A neuroarquitetura, em particular, tem chamado atenção por sua abordagem científica. Pesquisas da Universidade de Harvard, nos Estados Unidos, mostram que ambientes com iluminação natural, cores suaves e layouts que facilitam a circulação melhoram a concentração e reduzem a ansiedade. No Tocantins, onde o clima quente e seco já exige soluções inteligentes de ventilação, a combinação de neuroarquitetura com técnicas de bioclimatismo — que aproveitam as condições locais para criar conforto térmico — pode ser um diferencial e tanto. "Aqui, a gente já projeta casas que não só são bonitas, mas que ajudam a pessoa a se sentir bem no dia a dia", explica o engenheiro civil João Pereira, que trabalha com empreendimentos sustentáveis na região.
Os números mostram que o setor está de olho nessa mudança. Segundo a Associação Brasileira dos Escritórios de Arquitetura (Asbea), 42% dos novos empreendimentos residenciais lançados em 2023 no Brasil incluem pelo menos um item de saúde ambiental, como tintas ecológicas ou sistemas de purificação de ar. No Tocantins, embora os dados sejam mais escassos, construtoras relatam um aumento de 25% na procura por imóveis com esses diferenciais nos últimos 18 meses. "Antes, as pessoas perguntavam pelo preço e pela localização. Agora, elas querem saber sobre a qualidade do ar, a presença de materiais não tóxicos e até como a luz natural entra no apartamento", conta a corretora de imóveis Ana Costa, que atende em Palmas.

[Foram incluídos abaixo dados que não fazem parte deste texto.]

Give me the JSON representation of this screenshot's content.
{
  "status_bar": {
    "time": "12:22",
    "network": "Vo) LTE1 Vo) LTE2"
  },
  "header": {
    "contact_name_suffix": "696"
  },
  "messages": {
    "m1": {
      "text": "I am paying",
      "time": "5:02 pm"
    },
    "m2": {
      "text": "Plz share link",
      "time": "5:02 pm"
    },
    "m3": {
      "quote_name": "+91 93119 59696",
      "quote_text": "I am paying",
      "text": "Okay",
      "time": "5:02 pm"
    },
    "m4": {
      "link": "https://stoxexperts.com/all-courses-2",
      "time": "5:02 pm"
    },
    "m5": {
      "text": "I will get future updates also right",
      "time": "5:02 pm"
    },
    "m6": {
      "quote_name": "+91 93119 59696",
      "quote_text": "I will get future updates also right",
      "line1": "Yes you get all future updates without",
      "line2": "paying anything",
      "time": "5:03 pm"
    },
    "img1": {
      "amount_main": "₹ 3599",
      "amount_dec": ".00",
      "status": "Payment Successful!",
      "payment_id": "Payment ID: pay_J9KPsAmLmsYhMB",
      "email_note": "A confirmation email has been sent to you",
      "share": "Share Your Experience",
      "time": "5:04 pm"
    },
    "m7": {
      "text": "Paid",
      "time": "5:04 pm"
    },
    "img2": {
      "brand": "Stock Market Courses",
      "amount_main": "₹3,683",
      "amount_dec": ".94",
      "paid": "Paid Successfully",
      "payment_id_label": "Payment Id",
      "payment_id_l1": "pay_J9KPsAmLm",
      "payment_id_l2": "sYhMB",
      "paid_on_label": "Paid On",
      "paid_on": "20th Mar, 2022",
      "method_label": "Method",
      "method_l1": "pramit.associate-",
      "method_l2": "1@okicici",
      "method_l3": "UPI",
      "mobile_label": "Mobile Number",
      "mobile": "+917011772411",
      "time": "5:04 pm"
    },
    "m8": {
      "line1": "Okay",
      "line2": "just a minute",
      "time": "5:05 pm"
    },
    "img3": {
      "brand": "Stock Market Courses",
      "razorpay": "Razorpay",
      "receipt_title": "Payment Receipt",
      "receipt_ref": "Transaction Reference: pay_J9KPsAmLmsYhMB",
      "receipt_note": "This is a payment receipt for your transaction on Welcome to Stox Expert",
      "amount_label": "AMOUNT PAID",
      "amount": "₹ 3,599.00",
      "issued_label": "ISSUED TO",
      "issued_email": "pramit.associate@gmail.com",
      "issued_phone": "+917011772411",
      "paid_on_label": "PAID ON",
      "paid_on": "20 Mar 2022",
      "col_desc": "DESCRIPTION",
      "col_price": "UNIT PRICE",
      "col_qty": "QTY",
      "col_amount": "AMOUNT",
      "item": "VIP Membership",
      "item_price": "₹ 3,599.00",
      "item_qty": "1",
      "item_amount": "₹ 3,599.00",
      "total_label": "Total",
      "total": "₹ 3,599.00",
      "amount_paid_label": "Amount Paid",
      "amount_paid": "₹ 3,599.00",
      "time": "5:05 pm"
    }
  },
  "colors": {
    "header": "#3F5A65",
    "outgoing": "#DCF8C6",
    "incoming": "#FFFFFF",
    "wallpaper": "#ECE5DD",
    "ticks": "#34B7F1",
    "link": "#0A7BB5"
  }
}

O impacto dessa transformação vai além dos preços. Para quem mora ou trabalha em ambientes assim, a diferença é perceptível no dia a dia. Menos dores de cabeça, melhor qualidade do sono e até aumento da produtividade são alguns dos benefícios relatados por moradores de empreendimentos que adotam essas tecnologias. Em um condomínio de luxo em Palmas, por exemplo, os moradores já notam uma redução de 15% no uso de medicamentos para alergias desde que as tintas atóxicas foram instaladas. "É um investimento que se paga não só na hora da venda, mas também na saúde das pessoas", afirma o síndico do condomínio, Carlos Medeiros.
O que vem pela frente? A tendência deve se intensificar, com a chegada de novas tecnologias e a pressão por regulamentações mais rígidas. Nos Estados Unidos, estados como Califórnia e Nova York já exigem que novos edifícios comerciais tenham certificações de saúde ambiental, como o WELL Building Standard. No Brasil, a discussão avança lentamente, mas a expectativa é que em dois ou três anos, empreendimentos sem esses diferenciais sejam vistos como obsoletos. Para o Tocantins, isso pode significar uma oportunidade de se destacar no mercado imobiliário nacional, atraindo investidores que buscam inovação e qualidade de vida.
Enquanto isso, as construtoras tocantinenses se preparam para o que vem pela frente. "A gente está treinando nossas equipes para entender não só de alvenaria, mas de saúde e bem-estar", conta o diretor de uma das maiores construtoras de Palmas. A pergunta que fica é: até quando quem não se adaptar vai conseguir competir?